Fundamental and market-based selection approach through proprietary research and deep understanding of the European markets. The experienced Butler team is solely dedicated to this niche space and has a real edge in this market where less than 50% of the outstanding issuance is covered by brokerage research. In order to understand a company’s idiosyncratic risk, an investor must also have an intricate understanding of the local laws, covenants, cultural differences, history of management teams, corporate governance and colour on other market participants. These are areas in which Butler have the ability to add real value to managing portfolios of fixed income instruments.

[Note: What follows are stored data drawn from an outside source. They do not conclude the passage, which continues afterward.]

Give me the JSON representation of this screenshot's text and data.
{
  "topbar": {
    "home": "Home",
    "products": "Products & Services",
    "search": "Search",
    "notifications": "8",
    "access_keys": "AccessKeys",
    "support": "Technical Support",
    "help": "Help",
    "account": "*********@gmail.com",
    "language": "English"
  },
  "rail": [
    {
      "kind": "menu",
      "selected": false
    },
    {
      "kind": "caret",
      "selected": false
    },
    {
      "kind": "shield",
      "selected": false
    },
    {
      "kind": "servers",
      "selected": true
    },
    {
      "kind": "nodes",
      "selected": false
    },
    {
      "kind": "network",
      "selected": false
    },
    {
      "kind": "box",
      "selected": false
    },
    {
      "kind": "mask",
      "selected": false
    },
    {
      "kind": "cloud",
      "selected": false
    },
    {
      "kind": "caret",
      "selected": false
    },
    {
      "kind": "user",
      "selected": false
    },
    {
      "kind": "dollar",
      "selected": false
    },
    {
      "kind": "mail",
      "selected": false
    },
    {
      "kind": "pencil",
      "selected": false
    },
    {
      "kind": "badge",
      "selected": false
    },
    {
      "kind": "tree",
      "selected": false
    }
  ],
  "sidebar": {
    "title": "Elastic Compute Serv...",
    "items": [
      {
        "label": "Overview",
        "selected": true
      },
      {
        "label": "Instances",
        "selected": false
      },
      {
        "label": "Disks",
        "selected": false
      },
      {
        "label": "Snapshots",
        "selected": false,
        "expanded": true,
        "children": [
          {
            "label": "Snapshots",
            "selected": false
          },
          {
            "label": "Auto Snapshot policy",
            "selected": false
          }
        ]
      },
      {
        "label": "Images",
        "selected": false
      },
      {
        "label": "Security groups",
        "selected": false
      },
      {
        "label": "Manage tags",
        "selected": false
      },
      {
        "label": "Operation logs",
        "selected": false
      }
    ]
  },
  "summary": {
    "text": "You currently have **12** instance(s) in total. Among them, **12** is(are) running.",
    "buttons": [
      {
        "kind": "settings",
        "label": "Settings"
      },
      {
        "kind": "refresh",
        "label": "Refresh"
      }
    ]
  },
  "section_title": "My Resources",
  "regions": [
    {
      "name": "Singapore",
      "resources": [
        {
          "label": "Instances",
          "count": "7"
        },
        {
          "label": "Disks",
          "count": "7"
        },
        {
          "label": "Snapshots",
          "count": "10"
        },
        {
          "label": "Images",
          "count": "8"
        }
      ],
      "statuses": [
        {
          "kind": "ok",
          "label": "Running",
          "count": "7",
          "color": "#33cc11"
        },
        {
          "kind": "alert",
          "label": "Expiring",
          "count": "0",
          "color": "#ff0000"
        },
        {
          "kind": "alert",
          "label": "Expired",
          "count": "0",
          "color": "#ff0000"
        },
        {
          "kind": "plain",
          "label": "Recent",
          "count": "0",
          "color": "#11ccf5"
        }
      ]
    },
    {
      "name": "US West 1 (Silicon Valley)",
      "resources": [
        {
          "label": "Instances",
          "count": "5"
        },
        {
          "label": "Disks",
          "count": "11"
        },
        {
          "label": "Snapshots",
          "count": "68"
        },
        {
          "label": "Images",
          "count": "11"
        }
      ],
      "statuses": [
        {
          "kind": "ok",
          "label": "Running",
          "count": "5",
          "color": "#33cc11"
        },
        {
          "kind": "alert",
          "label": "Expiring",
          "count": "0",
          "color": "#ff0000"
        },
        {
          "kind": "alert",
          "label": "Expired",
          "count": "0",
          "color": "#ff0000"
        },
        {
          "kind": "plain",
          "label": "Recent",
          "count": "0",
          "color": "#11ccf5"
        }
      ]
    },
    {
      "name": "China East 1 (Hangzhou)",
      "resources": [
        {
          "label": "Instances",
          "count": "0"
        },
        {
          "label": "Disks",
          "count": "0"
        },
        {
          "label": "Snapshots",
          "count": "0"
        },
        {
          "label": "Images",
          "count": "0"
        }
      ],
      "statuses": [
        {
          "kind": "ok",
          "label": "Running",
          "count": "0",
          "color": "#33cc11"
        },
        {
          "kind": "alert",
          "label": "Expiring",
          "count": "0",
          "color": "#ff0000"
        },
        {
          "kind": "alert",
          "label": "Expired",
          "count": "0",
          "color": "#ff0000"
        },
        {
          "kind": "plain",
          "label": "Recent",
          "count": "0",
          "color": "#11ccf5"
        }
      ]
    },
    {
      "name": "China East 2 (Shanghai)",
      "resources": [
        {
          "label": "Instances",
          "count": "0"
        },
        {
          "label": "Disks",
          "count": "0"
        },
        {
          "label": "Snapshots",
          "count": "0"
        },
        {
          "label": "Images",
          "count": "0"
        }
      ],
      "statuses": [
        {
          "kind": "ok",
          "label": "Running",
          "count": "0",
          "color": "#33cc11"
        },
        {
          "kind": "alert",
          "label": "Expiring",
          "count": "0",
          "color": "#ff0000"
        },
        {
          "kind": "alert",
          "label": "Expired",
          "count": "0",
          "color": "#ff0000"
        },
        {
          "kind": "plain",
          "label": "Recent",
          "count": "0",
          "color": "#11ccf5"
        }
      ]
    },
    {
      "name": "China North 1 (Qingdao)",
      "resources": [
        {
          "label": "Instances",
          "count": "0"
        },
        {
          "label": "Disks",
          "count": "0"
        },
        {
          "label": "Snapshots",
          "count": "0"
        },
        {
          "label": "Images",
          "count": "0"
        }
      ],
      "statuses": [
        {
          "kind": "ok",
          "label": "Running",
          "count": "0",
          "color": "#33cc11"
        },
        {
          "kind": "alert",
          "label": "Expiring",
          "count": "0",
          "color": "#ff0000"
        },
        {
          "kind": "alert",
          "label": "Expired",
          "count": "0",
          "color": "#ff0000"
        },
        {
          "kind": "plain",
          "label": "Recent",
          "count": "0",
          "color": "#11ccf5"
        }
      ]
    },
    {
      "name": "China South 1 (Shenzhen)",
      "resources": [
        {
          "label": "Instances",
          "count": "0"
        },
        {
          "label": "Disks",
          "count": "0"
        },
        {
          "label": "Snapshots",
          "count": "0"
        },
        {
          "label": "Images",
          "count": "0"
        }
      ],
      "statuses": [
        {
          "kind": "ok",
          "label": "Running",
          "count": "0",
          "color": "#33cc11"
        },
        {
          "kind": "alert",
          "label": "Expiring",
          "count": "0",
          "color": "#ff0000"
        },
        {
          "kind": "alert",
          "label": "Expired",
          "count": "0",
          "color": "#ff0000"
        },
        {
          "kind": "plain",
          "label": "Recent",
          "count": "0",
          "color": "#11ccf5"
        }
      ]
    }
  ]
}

This team believes that the opportunity lies in both bottom up-fundamental credit picking as well as taming volatility throughout the cycles. This portfolio will be long bias with risk actively managed via cash, credit and duration allocation as well as tail hedges. The team’s philosophy is to manage market exposure through active trading and portfolio repositioning.
January 28, 2019 Update
NAV 125.2095 · YTD 1.63%
From the 31st December 2018 to the 28th January 2019, the Signet Butler FFF European High Yield Fund returned +1.63% net, underperforming the iBoxx Eur Liquid High Yield index by -0.07% over the period. After a weak 4Q18, which saw S&P 500 lose c. -14%, risk markets rebounded in early January after the publication of strong US economic data and a more dovish tone from the Fed. This led us to increase market exposure to benefit from the rally which occurred through the month of January, also helped by a lack of primary issuance (which tends to weigh on secondary markets). However, this was what we call a reluctant rally, i.e. with an outperformance of BB over B and defensive sectors over cyclical sectors. Top performers were Lycra (US specialty textile, +5.6pts, Unilabs (Swedish Lab Testing, +5.1pts) and Refresco (Dutch Dairy & Packaging, +4.7pts). Among the very few bonds down for the period, the worst performers were to be found in cyclical sectors: Adient (US Autoparts, -5.5pts) and Kongsberg (Norwegian Autoparts, -4.3pts). It remains to be seen if this rally can last, and US China trade talks developments will clearly have a key role to play.